You always start with the present moment. You start with where you are rather than trying to get away from where you are.
I suggest, when you travel to work every morning, that you enter the state of presence rather than drifting off into thinking. Be there every moment, whether you’re driving or taking public transportation or walking to work. Absolute presence.
And when you’re at work, do one thing at a time and bring in spacious moments as much as possible. It could only be a few seconds. One spacious breath after you’ve made a phone call. And then when you go to lunch—again, present with every movement.
So you use what otherwise would be a “boring situation” as the background for presence. Ultimately, you’re not looking for some satisfaction in the work but you bring a different state of consciousness to it. In a way, your work situation becomes like an excuse for practicing presence. And you’re lucky if you have a relatively boring job. It gives you a great opportunity for practicing. If you had a very stressful job that kept you in a state of excitement all day long, it would be more difficult. So be thankful if life has given you something relatively boring.
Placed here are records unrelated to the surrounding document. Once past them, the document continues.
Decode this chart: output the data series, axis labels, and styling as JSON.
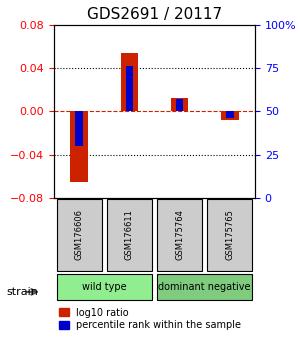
{
  "title": "GDS2691 / 20117",
  "samples": [
    "GSM176606",
    "GSM176611",
    "GSM175764",
    "GSM175765"
  ],
  "log10_ratio": [
    -0.065,
    0.054,
    0.012,
    -0.008
  ],
  "percentile_rank": [
    30,
    76,
    57,
    46
  ],
  "ylim_left": [
    -0.08,
    0.08
  ],
  "ylim_right": [
    0,
    100
  ],
  "yticks_left": [
    -0.08,
    -0.04,
    0,
    0.04,
    0.08
  ],
  "yticks_right": [
    0,
    25,
    50,
    75,
    100
  ],
  "ytick_labels_right": [
    "0",
    "25",
    "50",
    "75",
    "100%"
  ],
  "groups": [
    {
      "label": "wild type",
      "samples": [
        0,
        1
      ],
      "color": "#90EE90"
    },
    {
      "label": "dominant negative",
      "samples": [
        2,
        3
      ],
      "color": "#7FCC7F"
    }
  ],
  "bar_color_red": "#CC2200",
  "bar_color_blue": "#0000CC",
  "legend_red_label": "log10 ratio",
  "legend_blue_label": "percentile rank within the sample",
  "strain_label": "strain",
  "zero_line_color": "#CC2200",
  "grid_color": "black"
}
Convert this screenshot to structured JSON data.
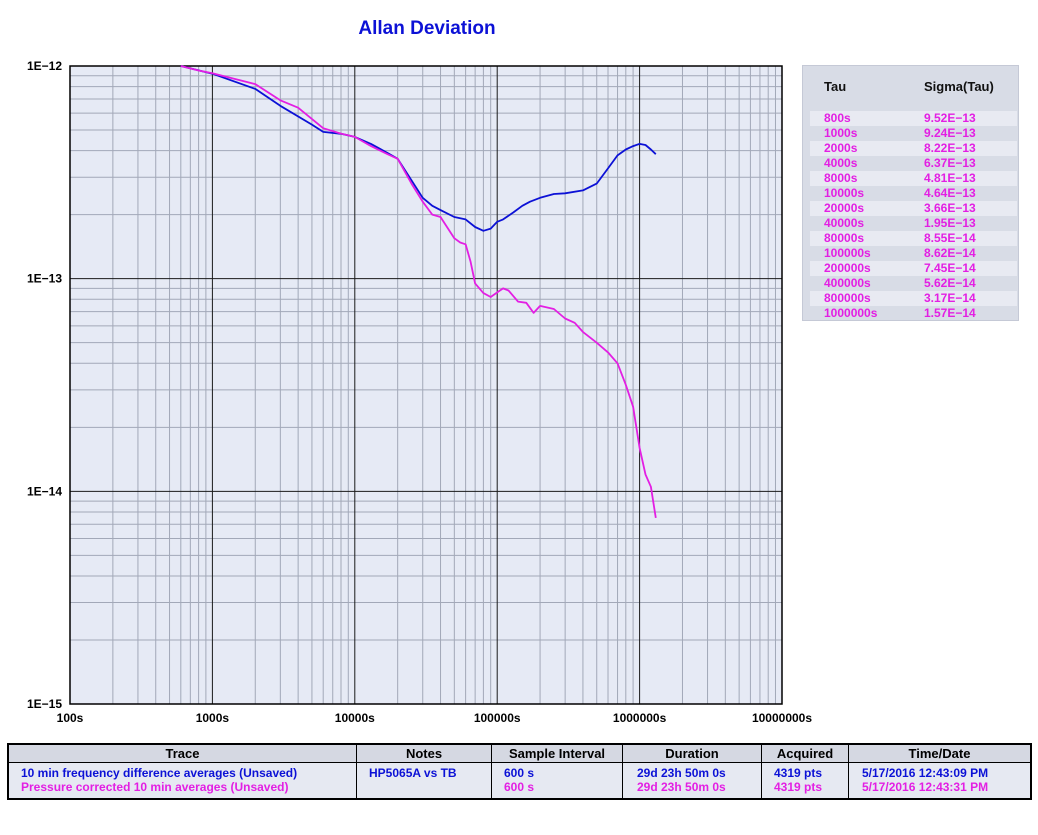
{
  "chart_data": {
    "type": "line",
    "title": "Allan Deviation",
    "xlabel": "",
    "ylabel": "",
    "x_scale": "log",
    "y_scale": "log",
    "xlim": [
      100,
      10000000
    ],
    "ylim": [
      1e-15,
      1e-12
    ],
    "x_tick_labels": [
      "100s",
      "1000s",
      "10000s",
      "100000s",
      "1000000s",
      "10000000s"
    ],
    "y_tick_labels": [
      "1E−15",
      "1E−14",
      "1E−13",
      "1E−12"
    ],
    "grid": true,
    "series": [
      {
        "name": "10 min frequency difference averages (Unsaved)",
        "color": "#0c11d6",
        "x": [
          600,
          1000,
          2000,
          3000,
          5000,
          6000,
          8000,
          10000,
          13000,
          17000,
          20000,
          25000,
          30000,
          35000,
          40000,
          50000,
          60000,
          70000,
          80000,
          90000,
          100000,
          110000,
          130000,
          150000,
          170000,
          200000,
          250000,
          300000,
          400000,
          500000,
          600000,
          700000,
          800000,
          900000,
          1000000,
          1100000,
          1200000,
          1300000
        ],
        "y": [
          1e-12,
          9.2e-13,
          7.8e-13,
          6.5e-13,
          5.3e-13,
          4.9e-13,
          4.8e-13,
          4.64e-13,
          4.3e-13,
          3.9e-13,
          3.66e-13,
          2.9e-13,
          2.4e-13,
          2.2e-13,
          2.1e-13,
          1.95e-13,
          1.9e-13,
          1.75e-13,
          1.68e-13,
          1.72e-13,
          1.85e-13,
          1.9e-13,
          2.05e-13,
          2.2e-13,
          2.3e-13,
          2.4e-13,
          2.5e-13,
          2.52e-13,
          2.6e-13,
          2.8e-13,
          3.3e-13,
          3.8e-13,
          4.05e-13,
          4.2e-13,
          4.3e-13,
          4.25e-13,
          4.05e-13,
          3.85e-13
        ]
      },
      {
        "name": "Pressure corrected 10 min averages (Unsaved)",
        "color": "#e31fe3",
        "x": [
          600,
          800,
          1000,
          2000,
          3000,
          4000,
          6000,
          8000,
          10000,
          13000,
          17000,
          20000,
          25000,
          30000,
          35000,
          40000,
          50000,
          55000,
          60000,
          65000,
          70000,
          80000,
          90000,
          100000,
          110000,
          120000,
          140000,
          160000,
          180000,
          200000,
          250000,
          300000,
          350000,
          400000,
          500000,
          600000,
          700000,
          800000,
          900000,
          1000000,
          1100000,
          1200000,
          1300000
        ],
        "y": [
          1e-12,
          9.52e-13,
          9.24e-13,
          8.22e-13,
          6.9e-13,
          6.37e-13,
          5.1e-13,
          4.81e-13,
          4.64e-13,
          4.2e-13,
          3.85e-13,
          3.66e-13,
          2.8e-13,
          2.3e-13,
          2e-13,
          1.95e-13,
          1.55e-13,
          1.48e-13,
          1.45e-13,
          1.2e-13,
          9.5e-14,
          8.55e-14,
          8.2e-14,
          8.62e-14,
          9e-14,
          8.8e-14,
          7.8e-14,
          7.7e-14,
          6.9e-14,
          7.45e-14,
          7.2e-14,
          6.5e-14,
          6.2e-14,
          5.62e-14,
          5e-14,
          4.5e-14,
          4e-14,
          3.17e-14,
          2.5e-14,
          1.6e-14,
          1.2e-14,
          1.05e-14,
          7.5e-15
        ]
      }
    ]
  },
  "tau_table": {
    "header_tau": "Tau",
    "header_sigma": "Sigma(Tau)",
    "rows": [
      {
        "tau": "800s",
        "sigma": "9.52E−13"
      },
      {
        "tau": "1000s",
        "sigma": "9.24E−13"
      },
      {
        "tau": "2000s",
        "sigma": "8.22E−13"
      },
      {
        "tau": "4000s",
        "sigma": "6.37E−13"
      },
      {
        "tau": "8000s",
        "sigma": "4.81E−13"
      },
      {
        "tau": "10000s",
        "sigma": "4.64E−13"
      },
      {
        "tau": "20000s",
        "sigma": "3.66E−13"
      },
      {
        "tau": "40000s",
        "sigma": "1.95E−13"
      },
      {
        "tau": "80000s",
        "sigma": "8.55E−14"
      },
      {
        "tau": "100000s",
        "sigma": "8.62E−14"
      },
      {
        "tau": "200000s",
        "sigma": "7.45E−14"
      },
      {
        "tau": "400000s",
        "sigma": "5.62E−14"
      },
      {
        "tau": "800000s",
        "sigma": "3.17E−14"
      },
      {
        "tau": "1000000s",
        "sigma": "1.57E−14"
      }
    ],
    "text_color": "#e31fe3"
  },
  "trace_table": {
    "headers": [
      "Trace",
      "Notes",
      "Sample Interval",
      "Duration",
      "Acquired",
      "Time/Date"
    ],
    "rows": [
      {
        "trace": "10 min frequency difference averages (Unsaved)",
        "notes": "HP5065A vs TB",
        "interval": "600 s",
        "duration": "29d 23h 50m 0s",
        "acquired": "4319 pts",
        "time": "5/17/2016 12:43:09 PM",
        "color": "#0c11d6"
      },
      {
        "trace": "Pressure corrected 10 min averages (Unsaved)",
        "notes": "",
        "interval": "600 s",
        "duration": "29d 23h 50m 0s",
        "acquired": "4319 pts",
        "time": "5/17/2016 12:43:31 PM",
        "color": "#e31fe3"
      }
    ]
  }
}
Now as you learn how to use the situation as the background for presence, often the discontent disappears—and that is the mark of true surrender. If there’s discontent, of course, there’s still not complete surrender. For example, you’re still thinking, “I’d rather be somewhere else,” or, “How many more years till retirement?” You’re losing yourself in past and future and you’re carrying the burden in your mind of past and future, missing the opportunity of the present moment because “it’s not interesting enough!”
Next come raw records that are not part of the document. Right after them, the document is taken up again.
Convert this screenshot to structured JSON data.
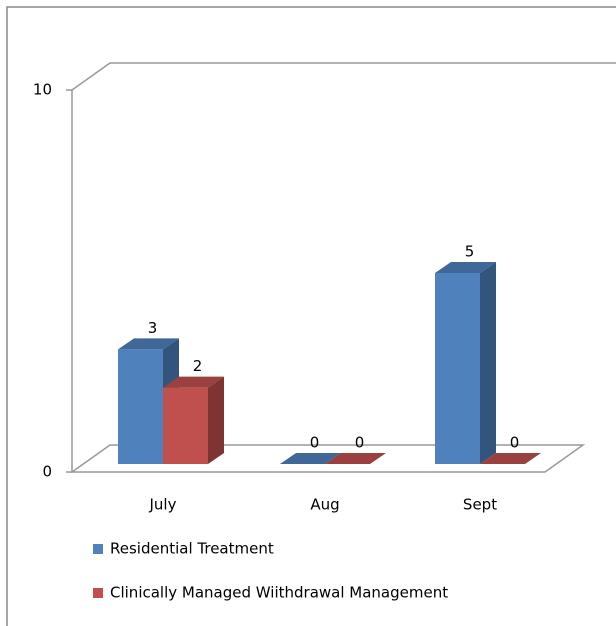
{
  "chart_data": {
    "type": "bar",
    "categories": [
      "July",
      "Aug",
      "Sept"
    ],
    "series": [
      {
        "name": "Residential Treatment",
        "color": "#4f81bd",
        "values": [
          3,
          0,
          5
        ]
      },
      {
        "name": "Clinically Managed Wiithdrawal Management",
        "color": "#c0504d",
        "values": [
          2,
          0,
          0
        ]
      }
    ],
    "ylim": [
      0,
      10
    ],
    "yticks": [
      0,
      10
    ]
  }
}
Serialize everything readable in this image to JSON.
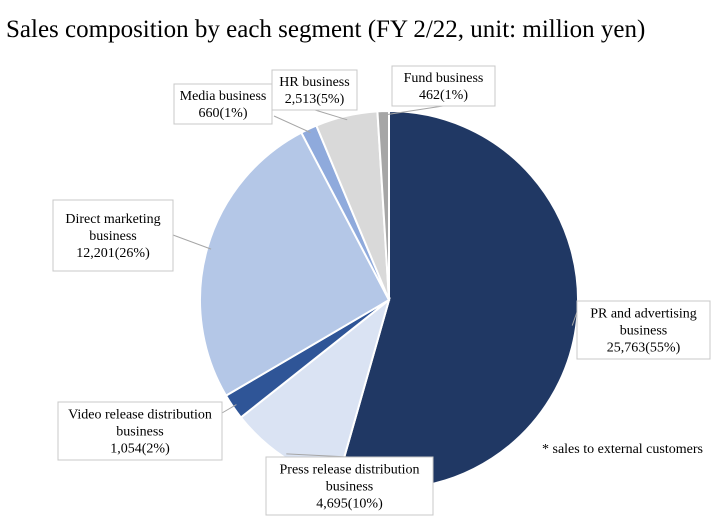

Practice and you may find that if you come into alignment with the present moment, you feel more alive. Even within routine activities, there is then an added dimension of aliveness that comes in and you perform the activities with a greater sense of aliveness. It is often then that change comes into your life.
When you align internally with the present moment instead of trying to get away from it, power begins to flow through. That’s why I call it The Power of Now. It’s the power of life itself. It begins to flow through you.
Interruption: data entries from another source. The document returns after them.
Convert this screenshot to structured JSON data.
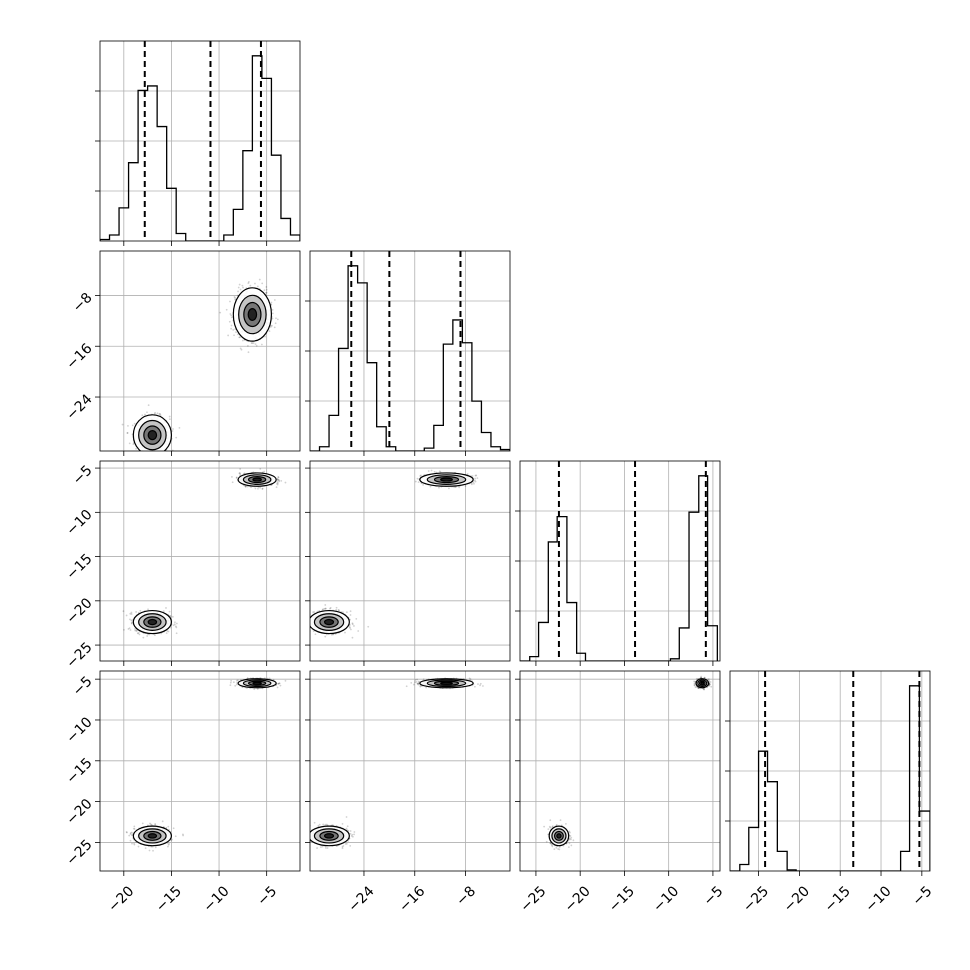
{
  "chart_data": {
    "type": "corner",
    "dims": 4,
    "grid": true,
    "quantiles_dashed": [
      [
        -17.8,
        -10.9,
        -5.6
      ],
      [
        -26.0,
        -20.0,
        -8.8
      ],
      [
        -22.4,
        -13.8,
        -5.8
      ],
      [
        -24.2,
        -13.4,
        -5.3
      ]
    ],
    "axis_ranges": [
      [
        -22.5,
        -1.5
      ],
      [
        -32.5,
        -1.0
      ],
      [
        -26.8,
        -4.2
      ],
      [
        -28.5,
        -4.0
      ]
    ],
    "x_ticks": [
      {
        "values": [
          -20,
          -15,
          -10,
          -5
        ],
        "labels": [
          "−20",
          "−15",
          "−10",
          "−5"
        ]
      },
      {
        "values": [
          -24,
          -16,
          -8
        ],
        "labels": [
          "−24",
          "−16",
          "−8"
        ]
      },
      {
        "values": [
          -25,
          -20,
          -15,
          -10,
          -5
        ],
        "labels": [
          "−25",
          "−20",
          "−15",
          "−10",
          "−5"
        ]
      },
      {
        "values": [
          -25,
          -20,
          -15,
          -10,
          -5
        ],
        "labels": [
          "−25",
          "−20",
          "−15",
          "−10",
          "−5"
        ]
      }
    ],
    "y_ticks": [
      null,
      {
        "values": [
          -8,
          -16,
          -24
        ],
        "labels": [
          "−8",
          "−16",
          "−24"
        ]
      },
      {
        "values": [
          -5,
          -10,
          -15,
          -20,
          -25
        ],
        "labels": [
          "−5",
          "−10",
          "−15",
          "−20",
          "−25"
        ]
      },
      {
        "values": [
          -5,
          -10,
          -15,
          -20,
          -25
        ],
        "labels": [
          "−5",
          "−10",
          "−15",
          "−20",
          "−25"
        ]
      }
    ],
    "histograms": [
      {
        "bins": [
          -22.5,
          -21.5,
          -20.5,
          -19.5,
          -18.5,
          -17.5,
          -16.5,
          -15.5,
          -14.5,
          -13.5,
          -12.5,
          -11.5,
          -10.5,
          -9.5,
          -8.5,
          -7.5,
          -6.5,
          -5.5,
          -4.5,
          -3.5,
          -2.5,
          -1.5
        ],
        "counts": [
          1,
          4,
          22,
          52,
          100,
          103,
          76,
          35,
          5,
          0,
          0,
          0,
          0,
          4,
          21,
          60,
          123,
          108,
          57,
          15,
          4
        ]
      },
      {
        "bins": [
          -32.5,
          -31.0,
          -29.5,
          -28.0,
          -26.5,
          -25.0,
          -23.5,
          -22.0,
          -20.5,
          -19.0,
          -17.5,
          -16.0,
          -14.5,
          -13.0,
          -11.5,
          -10.0,
          -8.5,
          -7.0,
          -5.5,
          -4.0,
          -2.5,
          -1.0
        ],
        "counts": [
          0,
          3,
          25,
          72,
          130,
          118,
          62,
          17,
          3,
          0,
          0,
          0,
          2,
          18,
          75,
          92,
          76,
          35,
          13,
          3,
          1
        ]
      },
      {
        "bins": [
          -26.8,
          -25.7,
          -24.7,
          -23.6,
          -22.6,
          -21.5,
          -20.4,
          -19.4,
          -18.3,
          -17.2,
          -16.2,
          -15.1,
          -14.1,
          -13.0,
          -11.9,
          -10.9,
          -9.8,
          -8.8,
          -7.7,
          -6.6,
          -5.6,
          -4.5
        ],
        "counts": [
          0,
          4,
          35,
          108,
          131,
          53,
          7,
          0,
          0,
          0,
          0,
          0,
          0,
          0,
          0,
          0,
          2,
          30,
          135,
          168,
          32
        ]
      },
      {
        "bins": [
          -28.5,
          -27.3,
          -26.2,
          -25.0,
          -23.9,
          -22.7,
          -21.5,
          -20.4,
          -19.2,
          -18.1,
          -16.9,
          -15.7,
          -14.6,
          -13.4,
          -12.3,
          -11.1,
          -10.0,
          -8.8,
          -7.6,
          -6.5,
          -5.3,
          -4.0
        ],
        "counts": [
          0,
          6,
          40,
          110,
          82,
          18,
          1,
          0,
          0,
          0,
          0,
          0,
          0,
          0,
          0,
          0,
          0,
          0,
          18,
          170,
          55
        ]
      }
    ],
    "clusters": [
      [
        -17.0,
        -30.0,
        2.0,
        3.2
      ],
      [
        -6.5,
        -11.0,
        2.0,
        4.2
      ],
      [
        -17.0,
        -22.4,
        2.0,
        1.3
      ],
      [
        -6.0,
        -6.3,
        2.0,
        0.75
      ],
      [
        -17.0,
        -24.2,
        2.0,
        1.2
      ],
      [
        -6.0,
        -5.5,
        2.0,
        0.55
      ],
      [
        -29.5,
        -22.4,
        3.2,
        1.3
      ],
      [
        -11.0,
        -6.3,
        4.2,
        0.75
      ],
      [
        -29.5,
        -24.2,
        3.2,
        1.2
      ],
      [
        -11.0,
        -5.5,
        4.2,
        0.55
      ],
      [
        -22.4,
        -24.2,
        1.1,
        1.2
      ],
      [
        -6.2,
        -5.5,
        0.7,
        0.55
      ]
    ]
  }
}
At first it flows into your routine activities, and the way in which you relate to your colleagues becomes more present or somewhat different. Some people may notice it. Others may not. And so, gradually the universe or life notices that you are in a different state of consciousness and often it is then that change comes into your life—either through a chance event or a chance encounter or a sudden idea or realization that comes into your head one morning.
Now in what way change comes into your life, we don’t know. It is much more likely to come in, but you no longer depend on external change for your inner state. That’s the main thing. Even if nothing else came into your life, you would continue practice until your last breath and your last breath would be a conscious breath and you would have fulfilled your purpose on this planet in this form, which is to be the vehicle for consciousness to come into this world.
So, you don’t depend on anything. Change is more likely to come, yes, but the presence practice is not a means to an end. You’re not practicing to say, “Okay, I’ll practice but if nothing happens within six weeks, I’ll stop practicing.”
To all of you who are bored at work: Make it into a spiritual practice, a consciousness practice. “Bored at work” also means you’re not particularly challenged at work. In the absence of life challenges, there’s always the danger that you will fall below thought and you might find yourself in a routine that you think is acceptance but you’re really falling below thought. Then you go to work and there’s a decrease in your sense of alertness and aliveness. That’s not surrender or presence.